Ketika mendengarkan ribut-ribut tentang ucapan Ahok di Pulau Seribu, orang-orang bertanya kepada MUI. Maka MUI membentuk tim dari komisi fatwa, komisi pengkajian, komisi infokom dan lainnya, maka hasilnya ada penghinaan kepada Al-Quran, dijadikan alat kebohongan dan penghinaan kepada ulama. Nah sikap keagamaan ini yang Sekarang mengalami perlawanan. Sepertinya ada upaya untuk melindungi Ahok ini, tapi saya tidak tahu pasti.

Penegak hukum terkesan beda sikap untuk kasus penistaan oleh Ahok ini, padahal sudah keluar Sikap Keagamaan dari MUI?

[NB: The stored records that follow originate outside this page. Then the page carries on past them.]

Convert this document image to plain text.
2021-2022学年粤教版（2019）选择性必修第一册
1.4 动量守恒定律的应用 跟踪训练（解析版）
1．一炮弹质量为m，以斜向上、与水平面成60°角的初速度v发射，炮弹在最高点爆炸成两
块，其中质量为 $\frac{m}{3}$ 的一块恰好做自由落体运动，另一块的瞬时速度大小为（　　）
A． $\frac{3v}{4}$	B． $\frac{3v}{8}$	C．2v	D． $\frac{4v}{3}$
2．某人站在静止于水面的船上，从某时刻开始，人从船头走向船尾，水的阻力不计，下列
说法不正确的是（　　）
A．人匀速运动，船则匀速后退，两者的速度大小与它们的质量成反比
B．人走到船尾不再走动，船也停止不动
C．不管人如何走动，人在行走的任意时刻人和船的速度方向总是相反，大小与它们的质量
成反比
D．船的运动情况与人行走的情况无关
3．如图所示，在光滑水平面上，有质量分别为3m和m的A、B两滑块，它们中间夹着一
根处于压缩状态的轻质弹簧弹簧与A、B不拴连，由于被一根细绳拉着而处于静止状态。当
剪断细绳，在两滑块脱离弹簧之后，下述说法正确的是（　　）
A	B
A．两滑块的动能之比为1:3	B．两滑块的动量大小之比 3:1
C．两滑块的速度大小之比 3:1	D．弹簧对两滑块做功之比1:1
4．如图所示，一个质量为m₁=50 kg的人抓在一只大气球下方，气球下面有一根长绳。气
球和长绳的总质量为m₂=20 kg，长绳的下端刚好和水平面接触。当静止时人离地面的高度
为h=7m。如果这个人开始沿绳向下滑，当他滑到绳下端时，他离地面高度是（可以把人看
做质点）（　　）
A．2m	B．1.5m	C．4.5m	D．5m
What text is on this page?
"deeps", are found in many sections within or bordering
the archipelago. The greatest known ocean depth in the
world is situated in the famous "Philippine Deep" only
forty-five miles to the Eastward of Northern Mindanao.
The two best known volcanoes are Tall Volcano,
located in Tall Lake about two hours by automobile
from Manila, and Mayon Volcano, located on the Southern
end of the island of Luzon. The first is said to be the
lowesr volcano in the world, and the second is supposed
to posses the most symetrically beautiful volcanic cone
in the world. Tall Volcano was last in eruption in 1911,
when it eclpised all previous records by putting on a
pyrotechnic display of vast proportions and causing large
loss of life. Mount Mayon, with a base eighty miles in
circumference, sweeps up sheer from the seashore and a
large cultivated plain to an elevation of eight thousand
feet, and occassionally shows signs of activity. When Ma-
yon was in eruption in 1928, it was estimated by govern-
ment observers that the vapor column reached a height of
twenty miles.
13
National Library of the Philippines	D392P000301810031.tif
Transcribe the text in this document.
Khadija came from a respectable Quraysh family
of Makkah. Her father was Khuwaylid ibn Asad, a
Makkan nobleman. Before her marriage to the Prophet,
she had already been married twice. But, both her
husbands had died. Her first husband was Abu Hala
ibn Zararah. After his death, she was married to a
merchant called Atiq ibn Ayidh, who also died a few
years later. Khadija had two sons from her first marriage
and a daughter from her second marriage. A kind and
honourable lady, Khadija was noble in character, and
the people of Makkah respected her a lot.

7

Karena ada tokoh yang mengatakan ucapan Ahok itu bukan penistaan. Ini perjuangan, sementara ini yang ada kekuatan hukumnya itu fatwa-fatwa MUI yang berkenaan dengan ekonomi syariah, perbankan syariah, asuransi syariah dan sejenisnya. Tapi sebenarnya dalam banyak hal pemerintah itu sering minta fatwa kepada MUI, bahkan untuk aksi 2 Desember kemarin polisi minta fatwa kepada MUI tentang shalat Jumat di jalan. Ini kan aneh, fatwa tentang Ahok dipermasalahkan, terus minta fatwa lagi.

Dari dulu, memang fatwa-fatwa MUI itu selalu jadi acuan pemerintah, seperti ketika kasus Ahmadiyah, meskipun alot, tapi akhirnya dikeluarkan SKB tiga menteri. Kasus Gafatar pemerintah melakukan eksekusi menunggu fatwa MUI, termasuk yang Kasus terakhir di Jawa Timur, Dimas Kanjeng, pemerintah menunggu fatwa MUI. Nah untuk urusan Ahok ini, sikap keagamaan MUI dipersoalkan. Dibuatlah second opinion untuk membantah sikap keagamaan MUI. Dari dulu-dulunya hampir gak pernah kayak gini. Di undang-undang memang tidak ada kekuatan hukumnya.